Pula: Training Large Language Models for Setswana
Nathan Brown, Vukosi Marivate
TL;DR
Pula addresses Setswana data scarcity by releasing a family of bilingual Setswana-English LLMs (Pula 1B, 3B, 8B, 14B) trained with LoRA/QLoRA on a unified mix of raw and instruction data. The core data assets Marothodi (largest Setswana text corpus) and Medupi (Setswana instruction-tuning) are openly released alongside training/evaluation tooling. Empirical results show strong English-Setwana translation performance, with Pula models outperforming GPT-4o and Gemini 1.5 Pro on translation and Setswana reasoning benchmarks at their size, and notable gains in cross-lingual reasoning. The work also provides MMLU-tsn and GSM8K-tsn benchmarks and sets the stage for broader Setswana NLP research through open datasets, benchmarks, and code.
Abstract
In this work we present Pula, a suite of bilingual language models proficient in both Setswana and English.
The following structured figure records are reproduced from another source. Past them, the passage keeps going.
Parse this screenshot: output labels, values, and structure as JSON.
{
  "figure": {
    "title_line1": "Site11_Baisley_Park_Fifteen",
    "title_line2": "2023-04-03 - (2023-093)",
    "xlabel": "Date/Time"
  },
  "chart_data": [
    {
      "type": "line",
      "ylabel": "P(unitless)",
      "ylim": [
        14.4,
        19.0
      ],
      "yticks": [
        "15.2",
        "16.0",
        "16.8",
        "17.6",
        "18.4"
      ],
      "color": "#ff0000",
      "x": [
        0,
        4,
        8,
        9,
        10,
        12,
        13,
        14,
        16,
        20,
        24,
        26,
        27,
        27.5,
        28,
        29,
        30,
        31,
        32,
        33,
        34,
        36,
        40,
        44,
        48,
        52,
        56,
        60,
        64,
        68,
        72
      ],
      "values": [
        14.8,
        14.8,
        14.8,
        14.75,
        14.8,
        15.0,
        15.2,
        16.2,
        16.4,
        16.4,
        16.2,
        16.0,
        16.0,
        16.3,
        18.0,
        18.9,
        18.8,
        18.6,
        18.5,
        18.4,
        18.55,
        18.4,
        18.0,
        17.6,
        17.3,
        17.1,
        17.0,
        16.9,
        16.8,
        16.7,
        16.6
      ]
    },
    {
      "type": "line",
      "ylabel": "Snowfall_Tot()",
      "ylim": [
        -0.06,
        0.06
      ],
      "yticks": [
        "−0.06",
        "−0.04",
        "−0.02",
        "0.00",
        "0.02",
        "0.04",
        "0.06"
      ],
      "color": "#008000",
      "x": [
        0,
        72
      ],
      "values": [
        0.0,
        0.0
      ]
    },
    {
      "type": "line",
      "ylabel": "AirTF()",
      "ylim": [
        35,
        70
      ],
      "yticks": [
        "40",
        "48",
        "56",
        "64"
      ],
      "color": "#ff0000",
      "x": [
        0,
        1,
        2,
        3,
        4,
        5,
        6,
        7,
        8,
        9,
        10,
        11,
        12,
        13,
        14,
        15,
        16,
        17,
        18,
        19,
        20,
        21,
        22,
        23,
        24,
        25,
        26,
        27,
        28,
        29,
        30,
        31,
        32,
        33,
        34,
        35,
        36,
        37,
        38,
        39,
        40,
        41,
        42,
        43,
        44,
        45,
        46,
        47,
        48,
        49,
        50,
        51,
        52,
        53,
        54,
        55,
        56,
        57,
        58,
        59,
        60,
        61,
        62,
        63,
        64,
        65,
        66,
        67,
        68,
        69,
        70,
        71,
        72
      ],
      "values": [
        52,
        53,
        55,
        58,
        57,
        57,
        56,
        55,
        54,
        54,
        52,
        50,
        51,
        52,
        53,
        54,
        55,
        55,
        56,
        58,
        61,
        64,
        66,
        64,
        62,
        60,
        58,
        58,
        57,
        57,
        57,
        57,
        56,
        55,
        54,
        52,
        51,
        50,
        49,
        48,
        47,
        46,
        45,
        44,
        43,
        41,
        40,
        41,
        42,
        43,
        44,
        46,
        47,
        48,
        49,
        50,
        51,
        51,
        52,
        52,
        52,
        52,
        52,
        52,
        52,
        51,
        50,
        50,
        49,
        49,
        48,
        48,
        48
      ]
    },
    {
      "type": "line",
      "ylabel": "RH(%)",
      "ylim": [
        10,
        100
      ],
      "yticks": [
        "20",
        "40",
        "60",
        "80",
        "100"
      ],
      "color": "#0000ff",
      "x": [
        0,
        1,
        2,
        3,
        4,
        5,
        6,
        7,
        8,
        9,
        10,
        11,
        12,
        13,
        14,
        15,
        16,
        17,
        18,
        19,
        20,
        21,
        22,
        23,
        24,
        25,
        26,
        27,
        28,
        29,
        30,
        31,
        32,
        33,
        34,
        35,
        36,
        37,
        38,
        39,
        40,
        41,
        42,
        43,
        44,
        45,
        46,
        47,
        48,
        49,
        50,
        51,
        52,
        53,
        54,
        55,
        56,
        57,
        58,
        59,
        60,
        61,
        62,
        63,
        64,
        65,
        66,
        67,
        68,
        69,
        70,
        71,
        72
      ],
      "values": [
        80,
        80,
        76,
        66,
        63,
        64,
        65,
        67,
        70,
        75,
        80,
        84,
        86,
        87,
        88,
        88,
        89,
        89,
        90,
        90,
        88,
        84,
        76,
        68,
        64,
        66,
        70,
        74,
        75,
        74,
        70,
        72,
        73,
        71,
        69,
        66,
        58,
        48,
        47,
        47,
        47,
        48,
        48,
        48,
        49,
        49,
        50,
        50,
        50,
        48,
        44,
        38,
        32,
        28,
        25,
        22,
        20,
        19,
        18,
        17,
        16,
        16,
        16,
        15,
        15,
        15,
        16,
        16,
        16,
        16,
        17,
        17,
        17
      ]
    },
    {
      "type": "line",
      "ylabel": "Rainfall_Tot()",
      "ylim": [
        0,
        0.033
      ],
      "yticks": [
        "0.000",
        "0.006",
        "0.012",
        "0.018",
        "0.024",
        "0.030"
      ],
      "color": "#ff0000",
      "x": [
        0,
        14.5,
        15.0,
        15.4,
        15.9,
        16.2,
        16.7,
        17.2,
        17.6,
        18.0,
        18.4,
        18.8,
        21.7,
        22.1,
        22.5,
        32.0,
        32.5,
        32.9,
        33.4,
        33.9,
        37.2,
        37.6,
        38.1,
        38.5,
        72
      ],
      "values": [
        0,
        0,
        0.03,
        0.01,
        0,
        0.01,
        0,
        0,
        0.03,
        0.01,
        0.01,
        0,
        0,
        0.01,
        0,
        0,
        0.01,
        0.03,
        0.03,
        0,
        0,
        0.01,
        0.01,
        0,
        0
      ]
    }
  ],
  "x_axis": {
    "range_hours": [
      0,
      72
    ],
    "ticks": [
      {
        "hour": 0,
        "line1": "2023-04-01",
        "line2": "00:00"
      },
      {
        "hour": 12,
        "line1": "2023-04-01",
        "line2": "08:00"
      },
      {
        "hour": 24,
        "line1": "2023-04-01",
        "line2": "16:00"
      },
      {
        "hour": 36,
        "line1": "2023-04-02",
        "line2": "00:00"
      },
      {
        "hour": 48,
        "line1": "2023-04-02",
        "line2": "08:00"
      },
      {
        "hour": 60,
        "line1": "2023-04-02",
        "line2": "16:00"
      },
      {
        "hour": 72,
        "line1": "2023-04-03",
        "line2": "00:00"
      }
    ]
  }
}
Leveraging recent advancements in data availability and efficient fine-tuning, Pula 8B and Pula 14B outperform GPT-4o and Gemini 1.5 Pro on English-Setswana translation tasks and achieve state-of-the-art performance on Setswana reasoning tasks for their size. We release the weights for Pula 1B, 3B, 8B, and 14B as well as training logs and training and evaluation code. Alongside Pula, we release the largest-ever Setswana text corpus, Marothodi, and the first comprehensive Setswana instruction-tuning dataset, Medupi, consisting of reformatted datasets, translated corpora, and synthetic LLM-generated text. To accompany this data, we release the code used for dataset construction, formatting, filtering, and scraping. Last, we release two Setswana LLM-translated benchmarks, MMLU-tsn and GSM8K-tsn, to measure Setswana knowledge and reasoning capabilities.